ビタミンEは、脂溶性のビタミンと抗酸化物質です。
天然のビタミンEには、8つの脂溶性アイソフォーム、α-、β-、γ-、およびδ-トコフェロールとα-、β-、γ-、およびδ-トコトリエノールが含まれています。
ビタミンEは、生殖系、筋肉系、循環系、神経系、免疫系の働きに必須です。ビタミンEはすべての体組織に蓄積され、肝臓に最も多く蓄積されます。
またビタミンEはあらゆる年齢の鶏にとって必須の栄養素であり、ビタミンEの欠乏はいくつかの障害を引き起こします。
●脳軟化症
脳軟化症は、脳の局所的な軟化の結果として、ニワトリの脳に永続的な組織損傷を引き起こす重篤な疾患です。
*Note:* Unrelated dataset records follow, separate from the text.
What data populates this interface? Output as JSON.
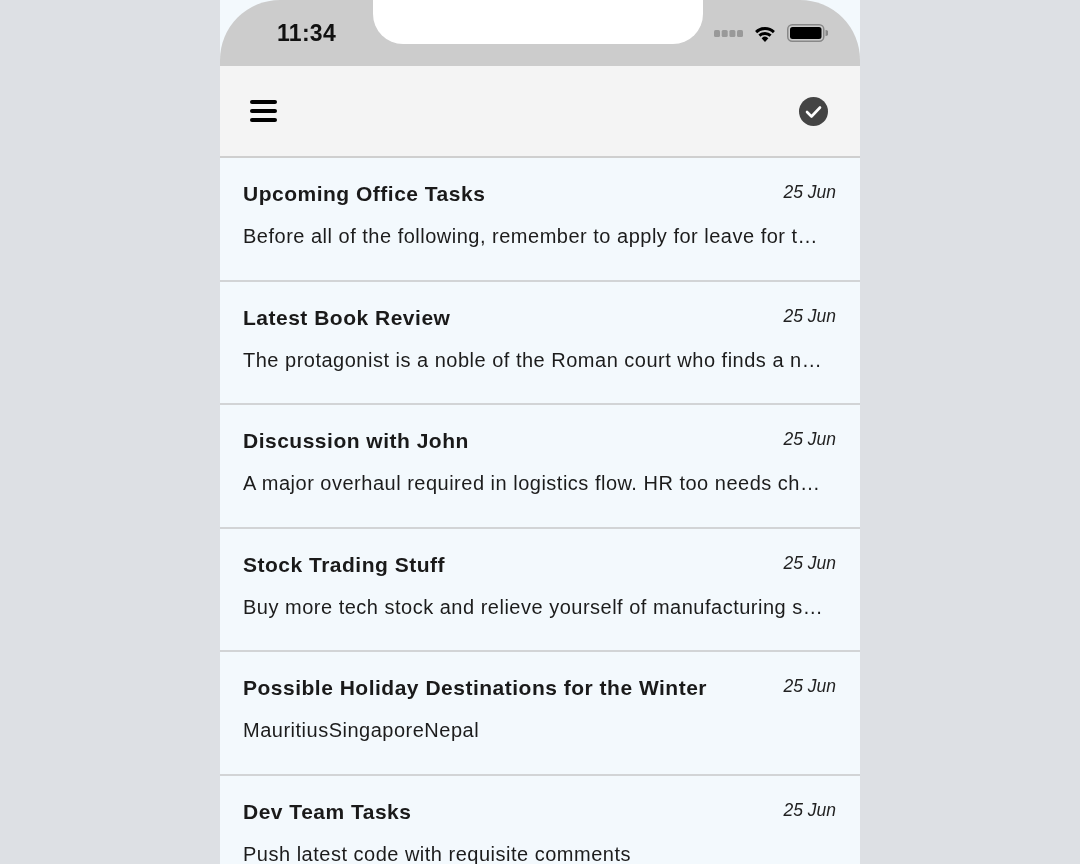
{
  "status_bar": {
    "time": "11:34"
  },
  "notes": [
    {
      "title": "Upcoming Office Tasks",
      "date": "25 Jun",
      "preview": "Before all of the following, remember to apply for leave for t…"
    },
    {
      "title": "Latest Book Review",
      "date": "25 Jun",
      "preview": "The protagonist is a noble of the Roman court who finds a n…"
    },
    {
      "title": "Discussion with John",
      "date": "25 Jun",
      "preview": "A major overhaul required in logistics flow. HR too needs ch…"
    },
    {
      "title": "Stock Trading Stuff",
      "date": "25 Jun",
      "preview": "Buy more tech stock and relieve yourself of manufacturing s…"
    },
    {
      "title": "Possible Holiday Destinations for the Winter",
      "date": "25 Jun",
      "preview": "MauritiusSingaporeNepal"
    },
    {
      "title": "Dev Team Tasks",
      "date": "25 Jun",
      "preview": "Push latest code with requisite comments"
    }
  ]
}
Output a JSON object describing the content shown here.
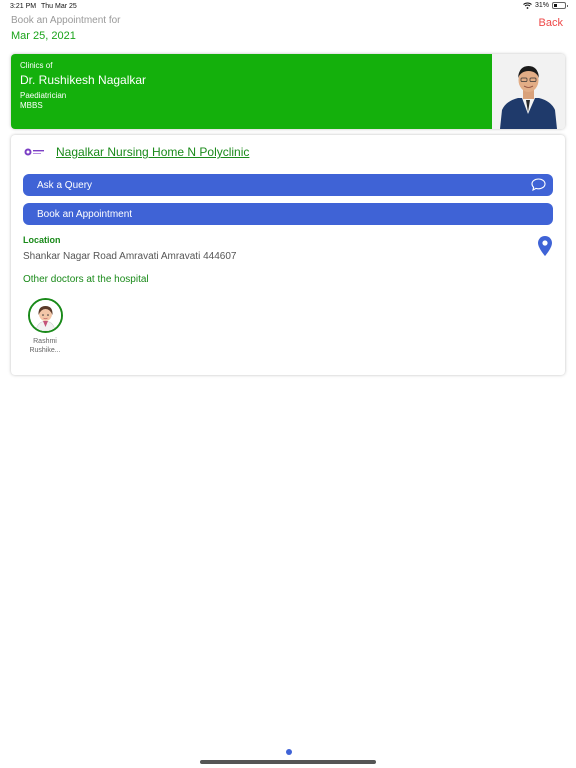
{
  "status_bar": {
    "time": "3:21 PM",
    "date": "Thu Mar 25",
    "battery": "31%",
    "battery_level": 0.31
  },
  "header": {
    "prompt": "Book an Appointment for",
    "date": "Mar 25, 2021",
    "back_label": "Back"
  },
  "doctor": {
    "clinics_of_label": "Clinics of",
    "name": "Dr. Rushikesh Nagalkar",
    "speciality": "Paediatrician",
    "degree": "MBBS"
  },
  "clinic": {
    "name": "Nagalkar Nursing Home N Polyclinic",
    "ask_query_label": "Ask a Query",
    "book_label": "Book an Appointment",
    "location_title": "Location",
    "address": "Shankar Nagar Road Amravati Amravati 444607",
    "other_doctors_title": "Other doctors at the hospital",
    "other_doctors": [
      {
        "name_line1": "Rashmi",
        "name_line2": "Rushike..."
      }
    ]
  },
  "colors": {
    "accent_green": "#14b00c",
    "button_blue": "#3f63d6",
    "back_red": "#ee4848"
  }
}
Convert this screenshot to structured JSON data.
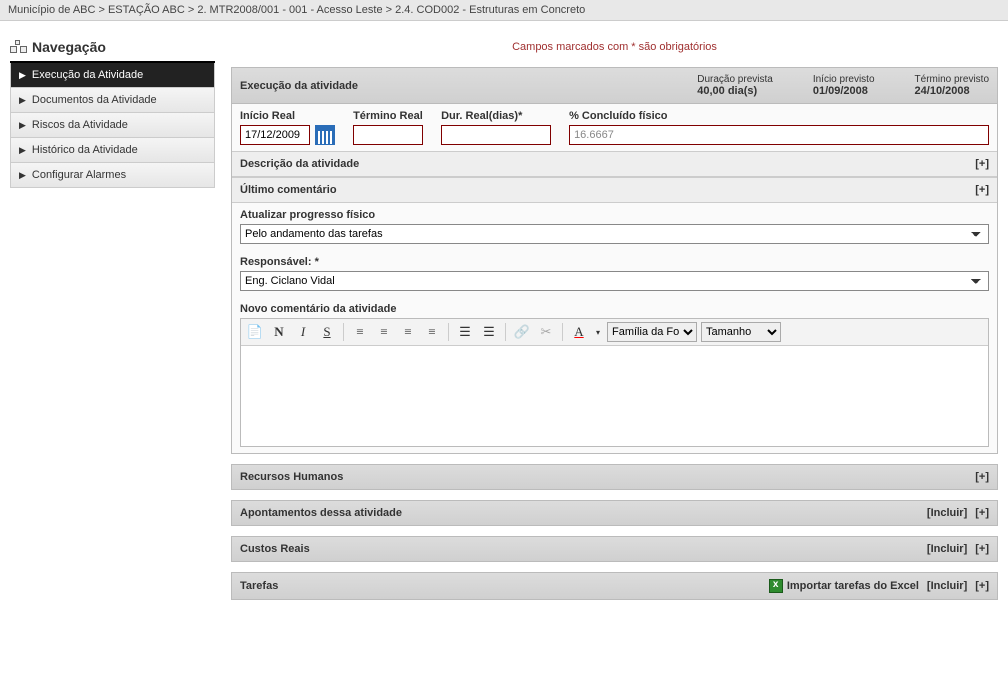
{
  "breadcrumb": "Município de ABC > ESTAÇÃO ABC > 2. MTR2008/001 - 001 - Acesso Leste > 2.4. COD002 - Estruturas em Concreto",
  "sidebar": {
    "title": "Navegação",
    "items": [
      {
        "label": "Execução da Atividade"
      },
      {
        "label": "Documentos da Atividade"
      },
      {
        "label": "Riscos da Atividade"
      },
      {
        "label": "Histórico da Atividade"
      },
      {
        "label": "Configurar Alarmes"
      }
    ]
  },
  "required_note": "Campos marcados com * são obrigatórios",
  "exec_panel": {
    "title": "Execução da atividade",
    "duracao_label": "Duração prevista",
    "duracao_val": "40,00 dia(s)",
    "inicio_label": "Início previsto",
    "inicio_val": "01/09/2008",
    "termino_label": "Término previsto",
    "termino_val": "24/10/2008",
    "inicio_real_label": "Início Real",
    "inicio_real_val": "17/12/2009",
    "termino_real_label": "Término Real",
    "termino_real_val": "",
    "dur_real_label": "Dur. Real(dias)*",
    "dur_real_val": "",
    "concluido_label": "% Concluído físico",
    "concluido_val": "16.6667",
    "descricao_title": "Descrição da atividade",
    "ultimo_title": "Último comentário",
    "atualizar_label": "Atualizar progresso físico",
    "atualizar_val": "Pelo andamento das tarefas",
    "responsavel_label": "Responsável: *",
    "responsavel_val": "Eng. Ciclano Vidal",
    "novo_label": "Novo comentário da atividade",
    "expand": "[+]"
  },
  "toolbar": {
    "fontfamily": "Família da Fon",
    "fontsize": "Tamanho"
  },
  "panels": {
    "rh": "Recursos Humanos",
    "apont": "Apontamentos dessa atividade",
    "custos": "Custos Reais",
    "tarefas": "Tarefas",
    "incluir": "[Incluir]",
    "import": "Importar tarefas do Excel",
    "expand": "[+]"
  }
}
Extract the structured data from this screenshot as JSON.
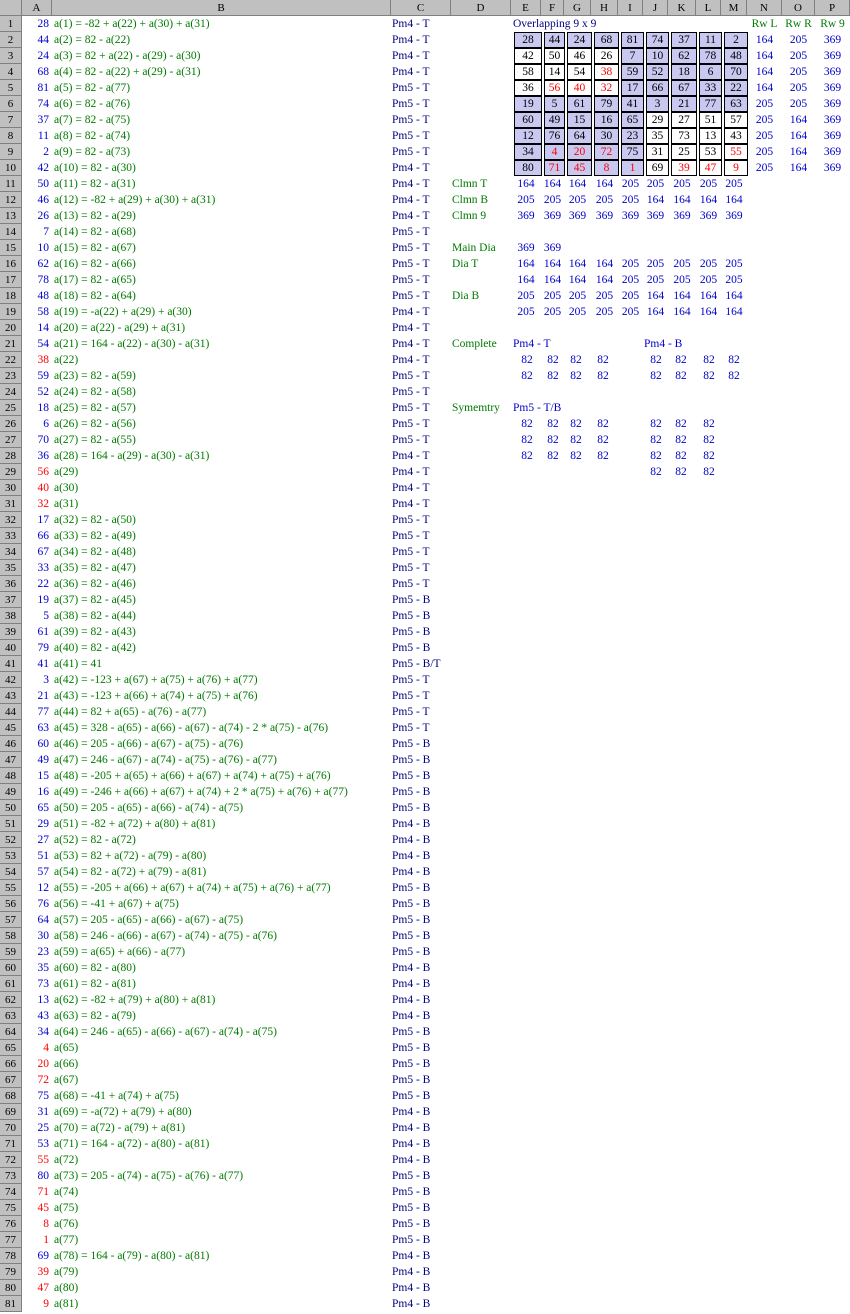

この型のビタミンE欠乏症は、高レベルのリノール酸系多価不飽和脂肪酸(多くの食用油に見られるような)と低レベルのビタミンEであるコハク酸ジラウリルを含む飼料を与えられているニワトリで最も頻繁に起こり、ニワトリで脳軟化症を誘発することが報告されています。
●滲出性素因(ED)
EDはニワトリのセレン欠乏の結果として発生し、主に毛細血管壁に影響を与えます。
観察される臨床徴候には、浮腫および出血に加えて、ニワトリの体の局部の皮膚の緑がかった青色の変色があり、しばしば弓なりの脚の姿勢および咽喉係止部の垂れ下がった嗉嚢(そのう)がみられます。
●栄養性筋ジストロフィー
栄養性筋ジストロフィーは、白筋病または栄養性ミオパシーとしても知られ、主にニワトリの横紋筋に影響を及ぼす疾患です。
栄養性筋ジストロフィーは、運動を制御する筋肉の進行性の衰弱と変性を伴います。罹患したひよこは、しばしば立ったり歩いたりすることができず、地面に足を横に広げて見られます。
鶏のビタミンEに関する推奨事項
家禽の栄養所要量で推奨されているビタミンEのレベルは非常に低く、ブロイラーと産卵鶏の生産性の向上にのみ基づいて決定され、免疫の強化や長期的な健康に関連するものではありません。 最新の調査研究に基づいて、さまざまな成長段階の鶏に推奨されるビタミンEは次のとおりです。
●初生雛(0-10週間)
50-100IU/kg
●若鶏(10-20週間)
30-35IU/kg
●産卵鶏(積極的に産卵する)
20-30IU/kg
●ブリーダー(20週間以上)*
50-100IU/kg
●ブロイラー/「肉鶏」品種の雛(0-18週)
80-100IU/kg
●ブロイラー/「肉鶏」品種*(19週間以上)
100-150IU/kg
臨床兆候
●運動失調
●斜頸
●筋肉のけいれん
●緑がかった青色の皮膚変色
●浮腫
●垂れ下がったそのう
●立ったり歩いたりすることができない
●O脚姿勢
●伸ばした足(足を突っ張る)
●産卵低下
●虚脱
●足でペダルを漕ぐような動作
●産卵低下
●卵質不良
●出生率の低下
治療
●支持療法
鳥を群れから隔離し、安全で快適で暖かい場所に置き、ストレスのない生活をさせます。
●ビタミンEサプリメント
筋肉内投与(0.06mg/kg、7日間ごと)または経口投与(15mg/kg・単回、食餌なし)
予防
●ビタミンEと無機セレンを含む適切な栄養補助食品でバランスのとれた食餌を与えましょう。
●気密性容器に適切に保存された生後2週間以内の新鮮な飼料のみを用いる。
●有効期限を過ぎたビタミンを与えてはいけません。
●育成用飼料及びビタミンサプリを飼育するニワトリに与える。